Learning Objectives
After completing this lesson, you will be able to:
- Explain the difference between hosting, publishing, and distribution.
- Describe the three-component mental model and what you control at each stage.
- Identify major hosting platforms and compare their costs.
- Choose an implementation level matching your project goals and technical comfort.
- Describe how to submit to Apple Podcasts, Spotify, and YouTube.
- Explain why publishing consistency builds and retains an audience.
- Create a publishing plan with schedule, platforms, and first four episode topics.
Vocabulary
| Term | Definition |
| Podcast Host | Service storing audio files and generating the RSS feed that directories read. |
| RSS Feed | Formatted file telling apps what episodes exist, their titles, and where to find the audio. |
| Distribution Platform | Service where listeners discover and consume podcasts (Apple, Spotify, YouTube). |
| Publishing | Uploading an episode with metadata and making it available through your RSS feed. |
| Metadata | Descriptive info: title, description, tags, category, date, episode number, artwork. |
| Directory Submission | Submitting your RSS feed URL to listening platforms. Each requires separate submission. |
| Feed Validation | Checking your RSS feed for errors before platform submission. Managed hosts handle this. |
| Managed Host | Hosting service handling storage, RSS, analytics, and submission with minimal technical skill. |
Core Concepts
The Three-Component Mental Model
Your host is the source (stores files, generates RSS). Your RSS feed is the delivery mechanism (tells platforms what you have). The platforms are the audience (Apple, Spotify, YouTube display your content). Your podcast lives with your host. The platforms are windows into it. This tells you what you control and what you can migrate.

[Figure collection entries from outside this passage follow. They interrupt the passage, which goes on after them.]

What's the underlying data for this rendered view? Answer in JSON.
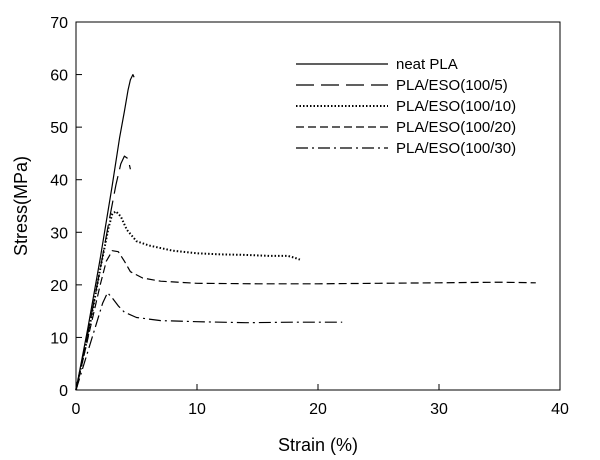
{
  "chart_data": {
    "type": "line",
    "xlabel": "Strain (%)",
    "ylabel": "Stress(MPa)",
    "xlim": [
      0,
      40
    ],
    "ylim": [
      0,
      70
    ],
    "xticks": [
      0,
      10,
      20,
      30,
      40
    ],
    "yticks": [
      0,
      10,
      20,
      30,
      40,
      50,
      60,
      70
    ],
    "grid": false,
    "legend_position": "top-right",
    "series": [
      {
        "name": "neat PLA",
        "dash": "solid",
        "x": [
          0,
          1.0,
          2.0,
          3.0,
          3.6,
          4.0,
          4.3,
          4.5,
          4.7,
          4.8
        ],
        "y": [
          0,
          12,
          25,
          39,
          48,
          53,
          57,
          59,
          60,
          59.5
        ]
      },
      {
        "name": "PLA/ESO(100/5)",
        "dash": "longdash",
        "x": [
          0,
          1.0,
          2.0,
          2.8,
          3.3,
          3.7,
          4.0,
          4.3,
          4.5
        ],
        "y": [
          0,
          11,
          23,
          33,
          39,
          43,
          44.5,
          44,
          42
        ]
      },
      {
        "name": "PLA/ESO(100/10)",
        "dash": "dotted",
        "x": [
          0,
          1.0,
          2.0,
          2.7,
          3.0,
          3.3,
          3.7,
          4.2,
          5.0,
          6.0,
          8.0,
          10.0,
          12.0,
          14.0,
          16.0,
          17.5,
          18.0,
          18.5
        ],
        "y": [
          0,
          10.5,
          23,
          31,
          33.5,
          34,
          33,
          30.5,
          28.3,
          27.5,
          26.5,
          26.0,
          25.8,
          25.7,
          25.5,
          25.5,
          25.2,
          24.8
        ]
      },
      {
        "name": "PLA/ESO(100/20)",
        "dash": "dashed",
        "x": [
          0,
          1.0,
          2.0,
          2.5,
          3.0,
          3.5,
          4.0,
          4.5,
          5.5,
          7.0,
          10.0,
          15.0,
          20.0,
          25.0,
          30.0,
          35.0,
          38.0
        ],
        "y": [
          0,
          10,
          20,
          24.5,
          26.5,
          26.3,
          24.5,
          22.5,
          21.3,
          20.7,
          20.3,
          20.2,
          20.2,
          20.3,
          20.4,
          20.5,
          20.4
        ]
      },
      {
        "name": "PLA/ESO(100/30)",
        "dash": "dashdot",
        "x": [
          0,
          0.8,
          1.6,
          2.2,
          2.6,
          3.0,
          3.5,
          4.0,
          5.0,
          7.0,
          10.0,
          14.0,
          18.0,
          22.0
        ],
        "y": [
          0,
          6,
          12,
          16.5,
          18.5,
          17.5,
          16,
          14.8,
          13.8,
          13.2,
          13.0,
          12.8,
          12.9,
          12.9
        ]
      }
    ]
  }
}
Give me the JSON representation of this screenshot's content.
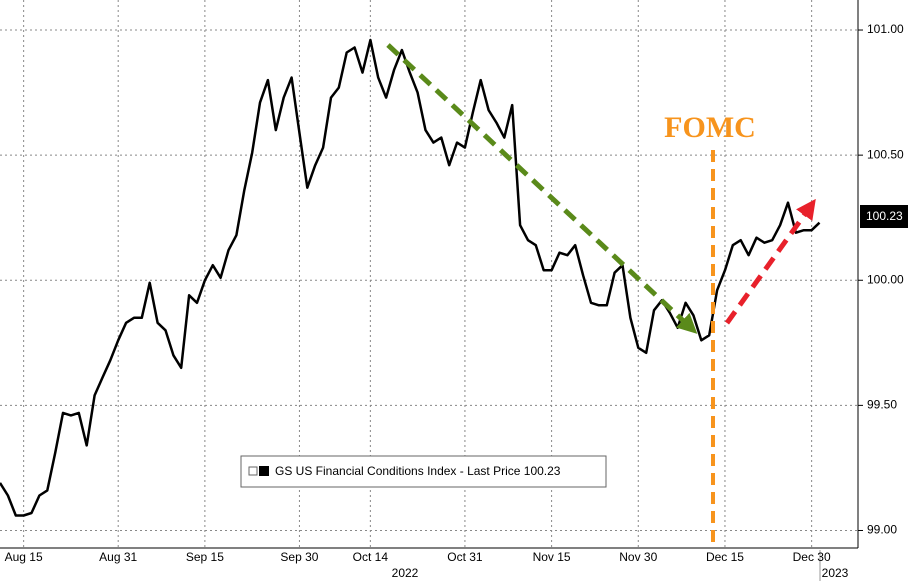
{
  "chart_data": {
    "type": "line",
    "annotations": {
      "event": "FOMC"
    },
    "year_labels": [
      "2022",
      "2023"
    ],
    "categories": [
      null,
      null,
      null,
      "Aug 15",
      null,
      null,
      null,
      null,
      null,
      null,
      null,
      null,
      null,
      null,
      null,
      "Aug 31",
      null,
      null,
      null,
      null,
      null,
      null,
      null,
      null,
      null,
      null,
      "Sep 15",
      null,
      null,
      null,
      null,
      null,
      null,
      null,
      null,
      null,
      null,
      null,
      "Sep 30",
      null,
      null,
      null,
      null,
      null,
      null,
      null,
      null,
      "Oct 14",
      null,
      null,
      null,
      null,
      null,
      null,
      null,
      null,
      null,
      null,
      null,
      "Oct 31",
      null,
      null,
      null,
      null,
      null,
      null,
      null,
      null,
      null,
      null,
      "Nov 15",
      null,
      null,
      null,
      null,
      null,
      null,
      null,
      null,
      null,
      null,
      "Nov 30",
      null,
      null,
      null,
      null,
      null,
      null,
      null,
      null,
      null,
      null,
      "Dec 15",
      null,
      null,
      null,
      null,
      null,
      null,
      null,
      null,
      null,
      null,
      "Dec 30",
      null
    ],
    "series": [
      {
        "name": "GS US Financial Conditions Index - Last Price 100.23",
        "color": "#000000",
        "values": [
          99.19,
          99.14,
          99.06,
          99.06,
          99.07,
          99.14,
          99.16,
          99.31,
          99.47,
          99.46,
          99.47,
          99.34,
          99.54,
          99.61,
          99.68,
          99.76,
          99.83,
          99.85,
          99.85,
          99.99,
          99.83,
          99.8,
          99.7,
          99.65,
          99.94,
          99.91,
          100.0,
          100.06,
          100.01,
          100.12,
          100.18,
          100.36,
          100.51,
          100.71,
          100.8,
          100.6,
          100.73,
          100.81,
          100.59,
          100.37,
          100.46,
          100.53,
          100.73,
          100.77,
          100.91,
          100.93,
          100.83,
          100.96,
          100.81,
          100.73,
          100.84,
          100.92,
          100.83,
          100.75,
          100.6,
          100.55,
          100.57,
          100.46,
          100.55,
          100.53,
          100.67,
          100.8,
          100.68,
          100.63,
          100.57,
          100.7,
          100.22,
          100.16,
          100.14,
          100.04,
          100.04,
          100.11,
          100.1,
          100.14,
          100.02,
          99.91,
          99.9,
          99.9,
          100.03,
          100.06,
          99.85,
          99.73,
          99.71,
          99.88,
          99.92,
          99.87,
          99.81,
          99.91,
          99.86,
          99.76,
          99.78,
          99.96,
          100.04,
          100.14,
          100.16,
          100.1,
          100.17,
          100.15,
          100.16,
          100.22,
          100.31,
          100.19,
          100.2,
          100.2,
          100.23
        ]
      }
    ],
    "ylim": [
      98.93,
      101.12
    ],
    "yticks": [
      {
        "value": 99,
        "label": "99.00"
      },
      {
        "value": 99.5,
        "label": "99.50"
      },
      {
        "value": 100,
        "label": "100.00"
      },
      {
        "value": 100.5,
        "label": "100.50"
      },
      {
        "value": 101,
        "label": "101.00"
      }
    ],
    "grid": true
  }
}
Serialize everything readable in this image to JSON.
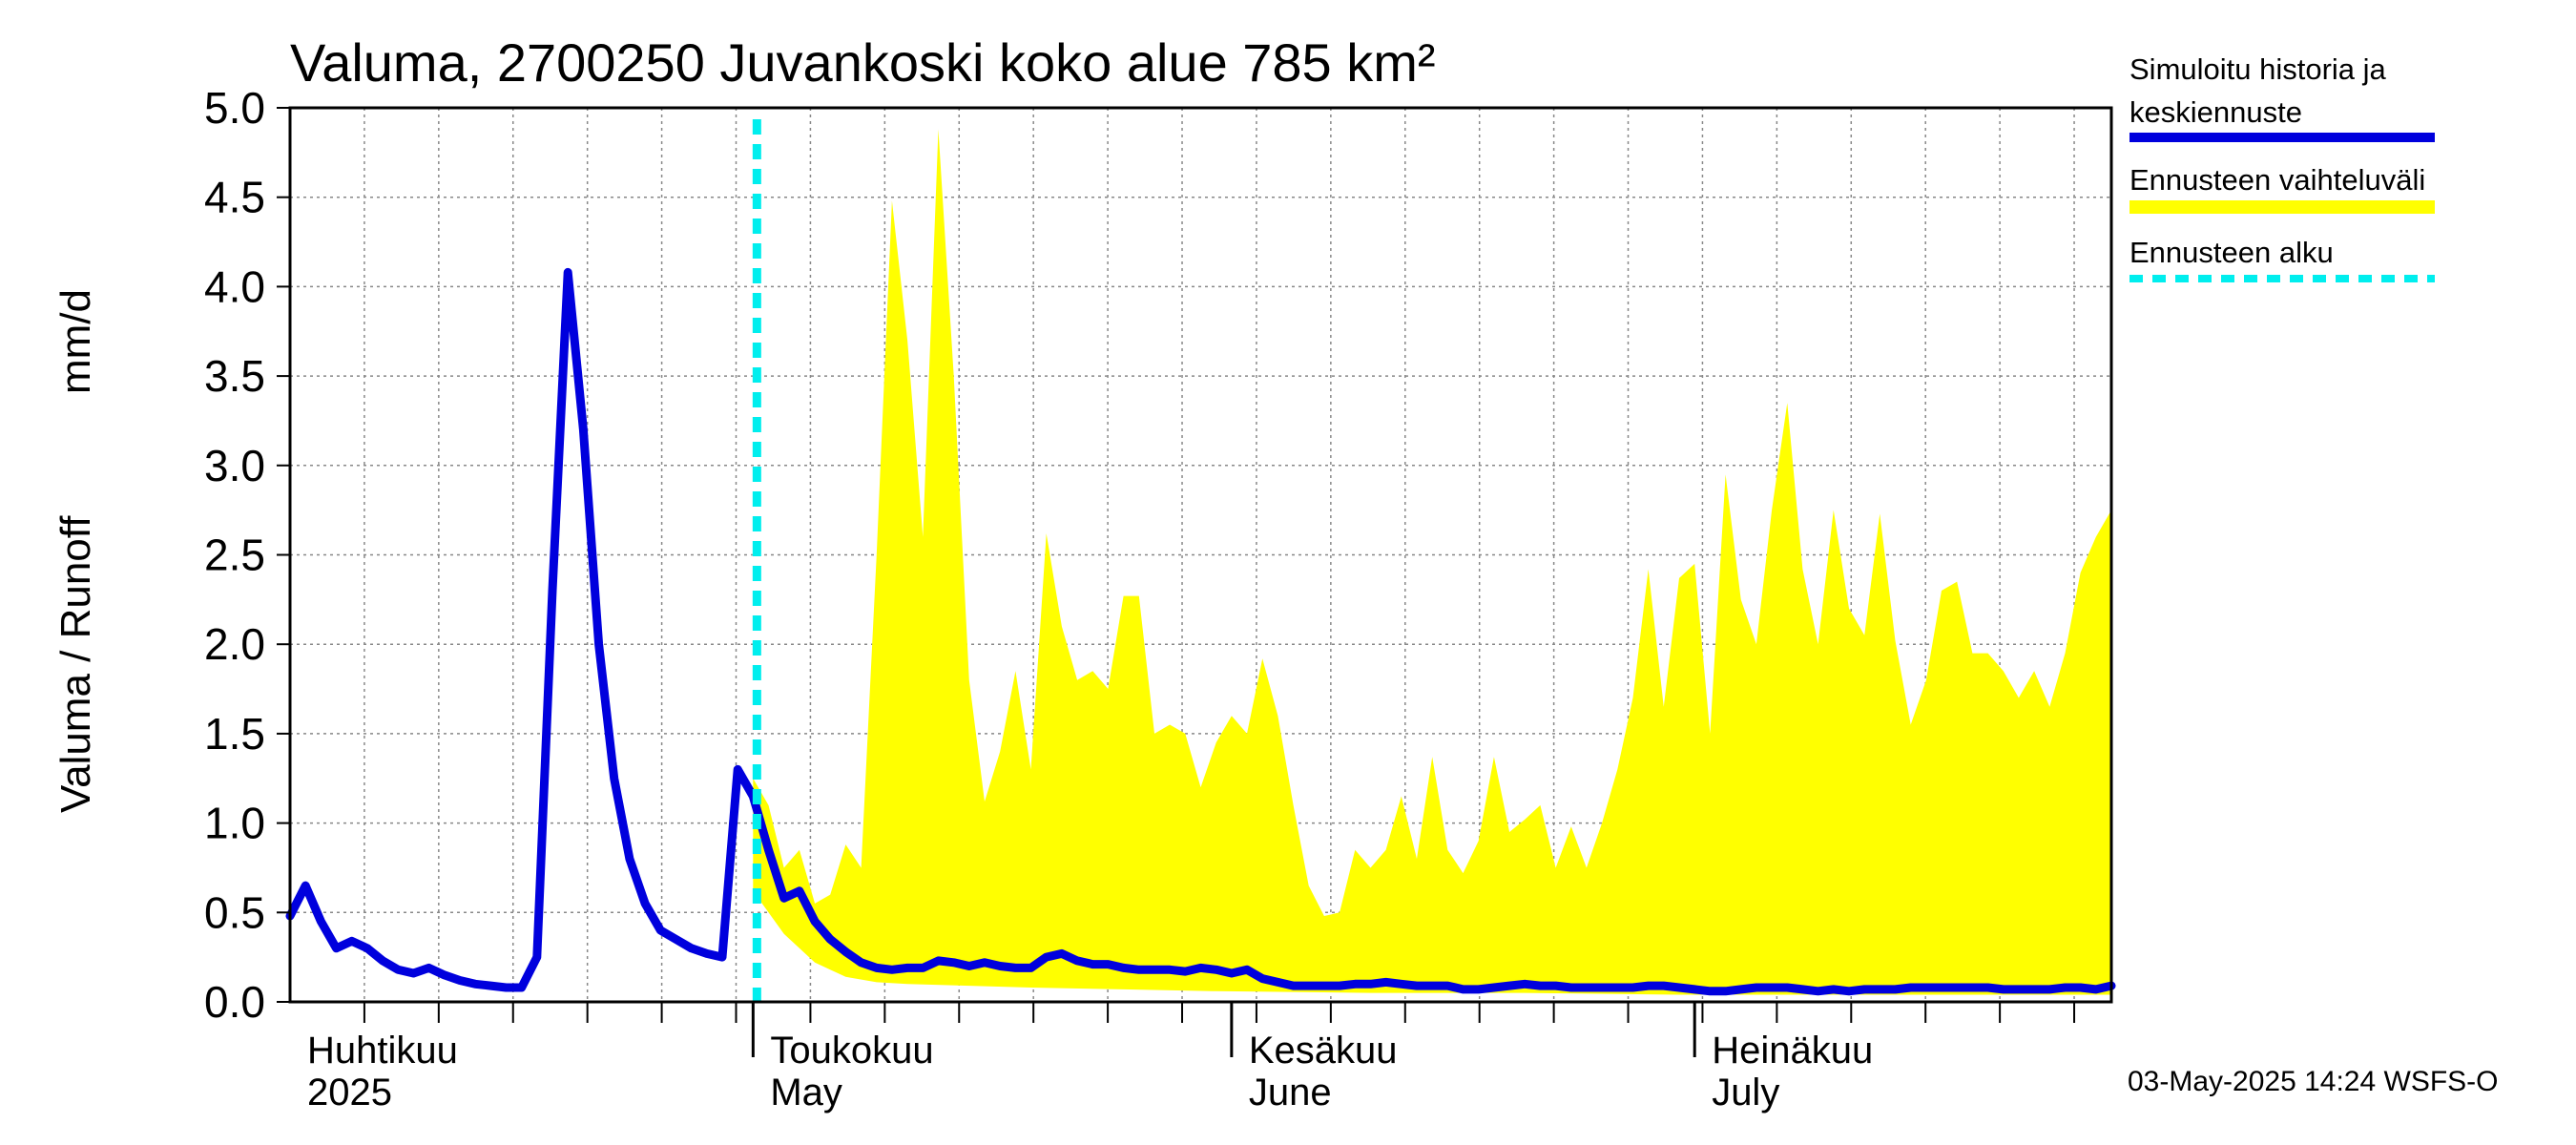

The Four Implementation Levels
Level 1: Fully Managed Hosting ($0-20/month). Buzzsprout, Libsyn, Podbean, RSS.com, Transistor, Captivate, Castos. Start here. Level 2: Website-Integrated. Embed player on your site, connect hosting feed. Level 3: Team/Network. Multiple shows, role-based access, shared analytics. Level 4: Self-Managed. Own server, own RSS. Do not start here unless you have a specific technical reason.
Submitting to Major Platforms
Apple: submit through Apple Podcasts Connect. Requires valid RSS feed, artwork (min 1400×1400, recommended 3000×3000), at least one episode. Review 24-48 hours. Spotify: submit through Spotify for Creators. YouTube: connect RSS feed through YouTube Studio. Each platform requires separate submission.
Audience Retention Through Consistency
John Elias: once you start publishing, your audience expects a schedule. Miss two Mondays in a row and numbers drop. The most committed podcasters record from hotel rooms on vacation. Pick a schedule you can sustain and stick to it. Consistency signals professionalism and builds listener trust.
Your Early Episodes Matter
Your historic episodes are permanent. Years from now, new listeners will go back to your first three episodes. They always do. From day one, work hard on quality. You do not need perfection, but you need to be able to look back with pride.
The Monetization Path
Viewers become subscribers. Subscribers attract sponsors. Sponsors lead to events, merchandise, and business. Some podcasters make a very good living. It starts with consistent publishing and quality content from episode one (J. Elias, 2026).
| Scenario: The Class Project Launch First episode recorded and edited. Ten days until deadline. Today: sign up for Buzzsprout or RSS.com (free tier). Upload episode, write metadata, upload artwork. Tomorrow: submit RSS to Apple Podcasts Connect and Spotify for Creators. Day 3: verify both are live. Share links in course submission. Total cost: zero. Total time: about two hours over three days. The infrastructure is not the hard part. The content is. And you already have that. |
| Graduate Student Tip Your first three episodes will be the ones people go back to. Make them count. For class projects with a 10-week timeline, Level 1 hosting saves you from infrastructure troubleshooting during production crunch. You can migrate later. Do not let distribution consume time that should go to content production. Get published, get feedback, iterate. |
Hands-On Exercise: Build Your Publishing Plan
- Choose a hosting platform. Sign up for a free tier. Explore the dashboard for 15 minutes.
- Write a one-page plan: chosen host, distribution platforms, publishing schedule, first four episode topics.
- If you have a finished episode, upload and submit to at least one platform today.
- If not, upload a 30-second test file, verify it appears on one platform, then delete before your real launch.
Self-Check Questions
- What is the difference between a podcast host and a distribution platform?
- In the three-component model, what role does the RSS feed play?
- What implementation level is recommended for most students, and why?
- What does Apple Podcasts require before you can submit a show?
- Why does John Elias emphasize publishing consistency?
- What happens to your early episodes as your podcast grows?